Nice looking saw Nate. Keep in mind the 3hp will draw somwhere in the neighborhood of 20A, possibly more. Take that into consideration when wiring the garage at the new place. I think its also a fair price


----------



## knotscott (Feb 27, 2009)

That saw was built to run hard 24/7 for decades. A little TLC and some touch up paint will make this thing look new. It's got a great fence on it too. $600 is a great deal IMHO….what else you gonna get that's even close to this?


----------



## HokieMojo (Mar 11, 2008)

Be forewarned. If you are anything like me, it will take much longer to build things than you expect.

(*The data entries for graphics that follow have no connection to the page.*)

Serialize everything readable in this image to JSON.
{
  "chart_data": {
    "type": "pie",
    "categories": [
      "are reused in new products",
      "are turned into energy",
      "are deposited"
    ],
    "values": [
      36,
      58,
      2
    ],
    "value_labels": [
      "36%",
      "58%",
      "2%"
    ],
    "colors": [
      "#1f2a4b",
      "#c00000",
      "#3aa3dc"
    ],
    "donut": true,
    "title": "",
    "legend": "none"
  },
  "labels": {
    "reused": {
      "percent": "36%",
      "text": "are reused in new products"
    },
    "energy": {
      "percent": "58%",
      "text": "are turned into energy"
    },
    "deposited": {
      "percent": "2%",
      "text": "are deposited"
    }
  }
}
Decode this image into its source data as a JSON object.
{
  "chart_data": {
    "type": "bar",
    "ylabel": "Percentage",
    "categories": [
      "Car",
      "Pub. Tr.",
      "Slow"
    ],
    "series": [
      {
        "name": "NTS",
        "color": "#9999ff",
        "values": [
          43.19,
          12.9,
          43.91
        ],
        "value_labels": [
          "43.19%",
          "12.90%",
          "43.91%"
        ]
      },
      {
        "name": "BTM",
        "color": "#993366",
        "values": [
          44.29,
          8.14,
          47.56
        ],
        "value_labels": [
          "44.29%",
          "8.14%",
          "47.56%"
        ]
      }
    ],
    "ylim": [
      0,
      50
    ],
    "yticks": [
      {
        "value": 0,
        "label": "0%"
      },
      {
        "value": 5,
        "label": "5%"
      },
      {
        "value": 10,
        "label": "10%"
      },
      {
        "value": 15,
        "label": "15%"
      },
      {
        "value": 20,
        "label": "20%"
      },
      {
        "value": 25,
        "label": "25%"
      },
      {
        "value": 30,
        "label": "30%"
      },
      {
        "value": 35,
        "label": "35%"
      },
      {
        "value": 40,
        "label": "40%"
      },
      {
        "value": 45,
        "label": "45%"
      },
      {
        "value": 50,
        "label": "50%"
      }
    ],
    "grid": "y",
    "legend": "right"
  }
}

Don't throw away the old cabinets until the new ones are finished! lol.


----------



## daltxguy (Sep 7, 2007)

I don't think the General has changed in decades. Good quality, still made in Drummondville, Quebec, Canada, my original hometown. I used the General when I took woodworking classes at a college in Ottawa. I would pay $600 for it. I wish I could find them here in NZ!


----------



## dmoney (Dec 20, 2009)

i think $600 is a fair price, getting it for less would probably be a steal


----------



## Swede (Feb 19, 2010)

Looks like it is already on wheels they cost around $60.00 & up that helps with the price. 
If it is not rusty and the motor runs good if the raise, lower, tilt right or left works good it probably is worth the price. 
One thing to consider is do you have enough power to run it properly. 
Without enough power you could burn up the motor.

Just some thoughts.


----------



## a1Jim (Aug 9, 2008)

I have no experience with General but the photo you show it looks like the top is bent.


----------



## NateFinch (May 24, 2010)

So, the wheels don't come with it, unfortunately. I'm not sure about the bent top - are you talking about the top photo? That looks like it could just be distortion in the lens, but if I go look at it, I'll definitely bring along a straightedge.

I know it takes 220, I don't believe I have a 220 line in the new garage, but I could get one put in fairly easily, since the garage has its own panel with, IIRC, 50 amps.


----------